Jean-Michel Blais
Jean-Michel Blais est un pianiste, compositeur et interprète basé à Montréal. Son premier album, Il, a été nommé parmi les dix meilleurs albums de 2016 par Time Magazine, et sa musique cumule depuis plus de 580 millions d’écoutes à travers le monde. Membre de la communauté LGBTQ+ et vivant avec le syndrome de Gilles de la Tourette, il puise également dans son expérience d’éducateur spécialisé pour créer des compositions à la fois extatiques et intimistes, mêlant un piano virtuose à de riches textures orchestrales et électroniques, nourries par l’improvisation.
Jean-Michel Blais était prêt à faire une déclaration épique. Avec mirador, son quatrième album, le pianiste et compositeur montréalais tourne son regard vers un monde merveilleux, troquant le minimalisme contemporain pour un maximalisme léger et généreux. C’est une odyssée qui passe par les chœurs, les cordes et la musique des Andes, des grottes espagnoles aux forêts estoniennes, pour revenir jusqu’au sous-sol de Nicolet, au Québec, où Blais a imaginé ses premières aventures.
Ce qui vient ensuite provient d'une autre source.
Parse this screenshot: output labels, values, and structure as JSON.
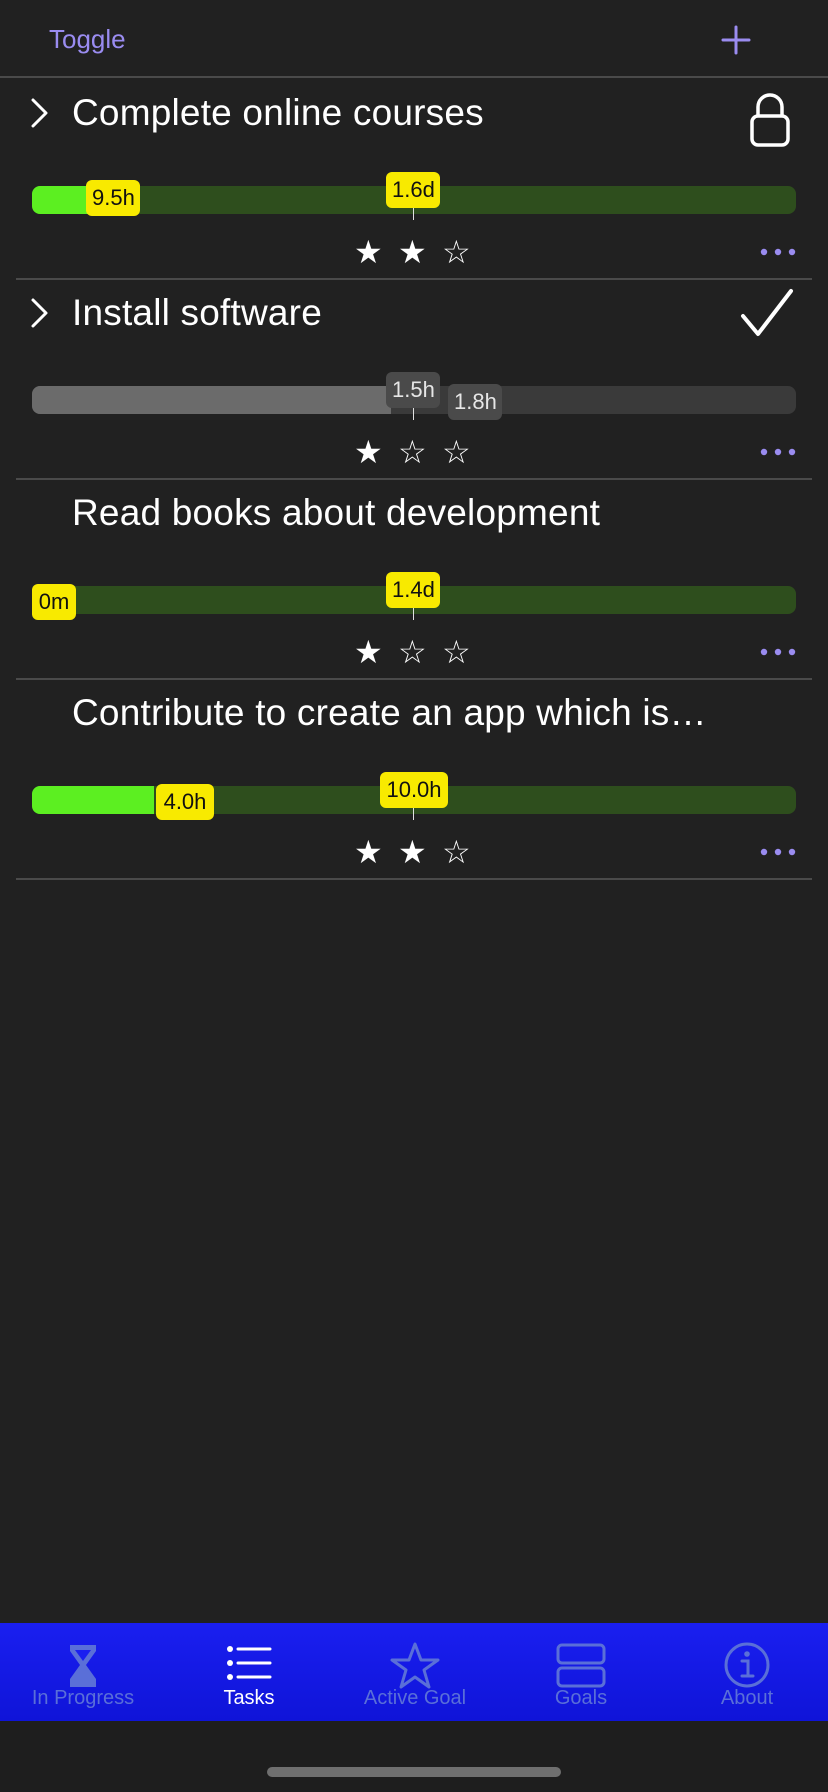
{
  "nav": {
    "toggle_label": "Toggle",
    "add_icon": "plus-icon"
  },
  "colors": {
    "accent": "#9a8cf0",
    "progress_bright": "#5cef21",
    "progress_dark": "#2e4e1d",
    "tag_yellow": "#f8ea00",
    "tabbar_blue": "#1a1ff0"
  },
  "tasks": [
    {
      "title": "Complete online courses",
      "expandable": true,
      "status_icon": "lock-icon",
      "progress_percent": 8.5,
      "elapsed_label": "9.5h",
      "target_label": "1.6d",
      "rating": 2,
      "max_rating": 3
    },
    {
      "title": "Install software",
      "expandable": true,
      "status_icon": "checkmark-icon",
      "progress_percent": 47,
      "elapsed_label": "1.8h",
      "target_label": "1.5h",
      "rating": 1,
      "max_rating": 3
    },
    {
      "title": "Read books about development",
      "expandable": false,
      "status_icon": "",
      "progress_percent": 0,
      "elapsed_label": "0m",
      "target_label": "1.4d",
      "rating": 1,
      "max_rating": 3
    },
    {
      "title": "Contribute to create an app which is…",
      "expandable": false,
      "status_icon": "",
      "progress_percent": 16,
      "elapsed_label": "4.0h",
      "target_label": "10.0h",
      "rating": 2,
      "max_rating": 3
    }
  ],
  "tabbar": {
    "items": [
      {
        "label": "In Progress",
        "icon": "hourglass-icon",
        "active": false
      },
      {
        "label": "Tasks",
        "icon": "list-icon",
        "active": true
      },
      {
        "label": "Active Goal",
        "icon": "star-icon",
        "active": false
      },
      {
        "label": "Goals",
        "icon": "stack-icon",
        "active": false
      },
      {
        "label": "About",
        "icon": "info-icon",
        "active": false
      }
    ]
  }
}
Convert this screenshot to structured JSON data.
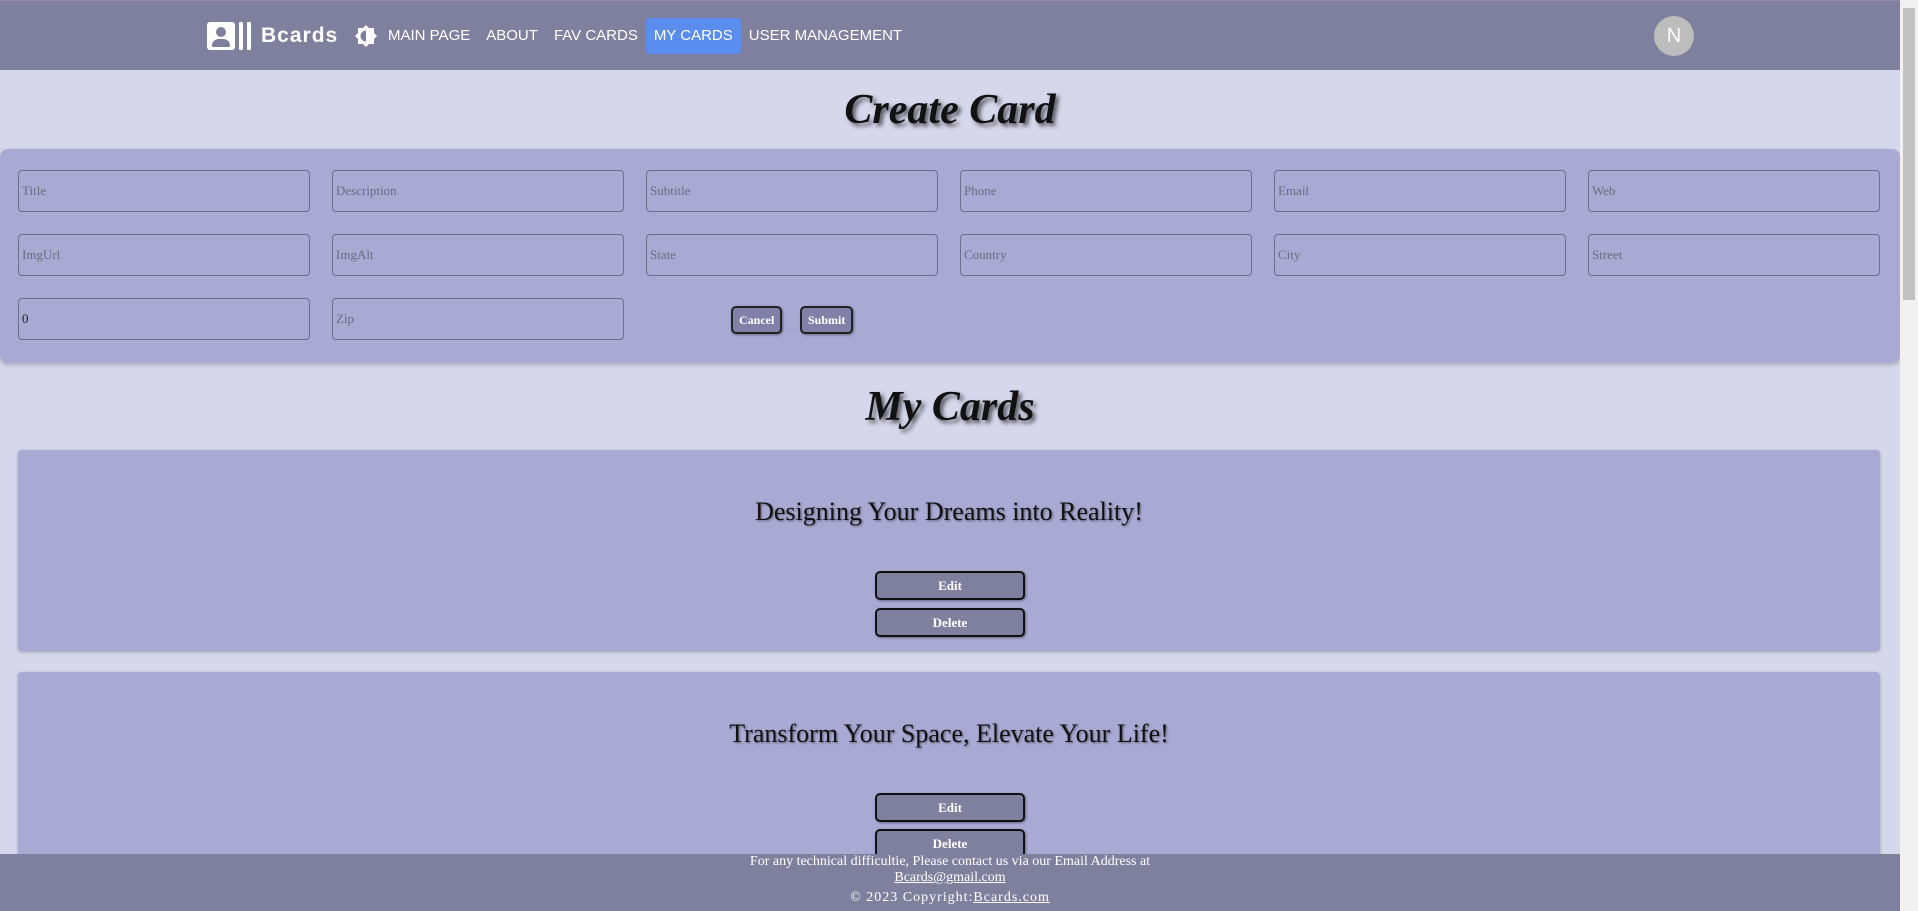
{
  "brand": {
    "name": "Bcards"
  },
  "nav": {
    "items": [
      {
        "label": "MAIN PAGE"
      },
      {
        "label": "ABOUT"
      },
      {
        "label": "FAV CARDS"
      },
      {
        "label": "MY CARDS",
        "active": true
      },
      {
        "label": "USER MANAGEMENT"
      }
    ]
  },
  "user": {
    "avatar_initial": "N"
  },
  "create_card": {
    "title": "Create Card",
    "placeholders": {
      "title": "Title",
      "description": "Description",
      "subtitle": "Subtitle",
      "phone": "Phone",
      "email": "Email",
      "web": "Web",
      "img_url": "ImgUrl",
      "img_alt": "ImgAlt",
      "state": "State",
      "country": "Country",
      "city": "City",
      "street": "Street",
      "zip": "Zip"
    },
    "values": {
      "house_number": "0"
    },
    "cancel_label": "Cancel",
    "submit_label": "Submit"
  },
  "my_cards": {
    "title": "My Cards",
    "cards": [
      {
        "title": "Designing Your Dreams into Reality!",
        "edit_label": "Edit",
        "delete_label": "Delete"
      },
      {
        "title": "Transform Your Space, Elevate Your Life!",
        "edit_label": "Edit",
        "delete_label": "Delete"
      }
    ]
  },
  "footer": {
    "contact_text": "For any technical difficultie, Please contact us via our Email Address at",
    "email": "Bcards@gmail.com",
    "copyright_prefix": "© 2023 Copyright:",
    "site": "Bcards.com"
  },
  "colors": {
    "appbar": "#7f809e",
    "background": "#d6d7eb",
    "panel": "#a9a9d3",
    "active_nav": "#5b8def"
  }
}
Les origines de mirador remontent à des souvenirs d’enfance. Enfant mélomane – et, même s’il n’en avait pas encore pleinement conscience, en tant que personne queer atteinte du syndrome de Tourette –, le sous-sol de Blais était son belvédère imaginaire, son mirador, d’où il pouvait rêver le monde. Là, il feuilletait avec émerveillement une encyclopédie Larousse; il jouait avec le vieil orgue Hammond de la famille et réécoutait sans cesse les mêmes cassettes.
Pour l’album aubades de 2022, Blais avait commencé à s’essayer à l’orchestration. Mais il s’est alors laissé séduire par le potentiel de la voix humaine, par le chant en tant que « pur instrument ». Assis devant le petit îlot de cuisine de son appartement, Blais a imaginé un chœur à douze voix, sans paroles. Rapidement, avec l’aide de William Brittelle (LA Philharmonic, The National), il a réuni une chorale de chanteurs baroques, puis y a ajouté un quatuor à cordes composé de ses amis.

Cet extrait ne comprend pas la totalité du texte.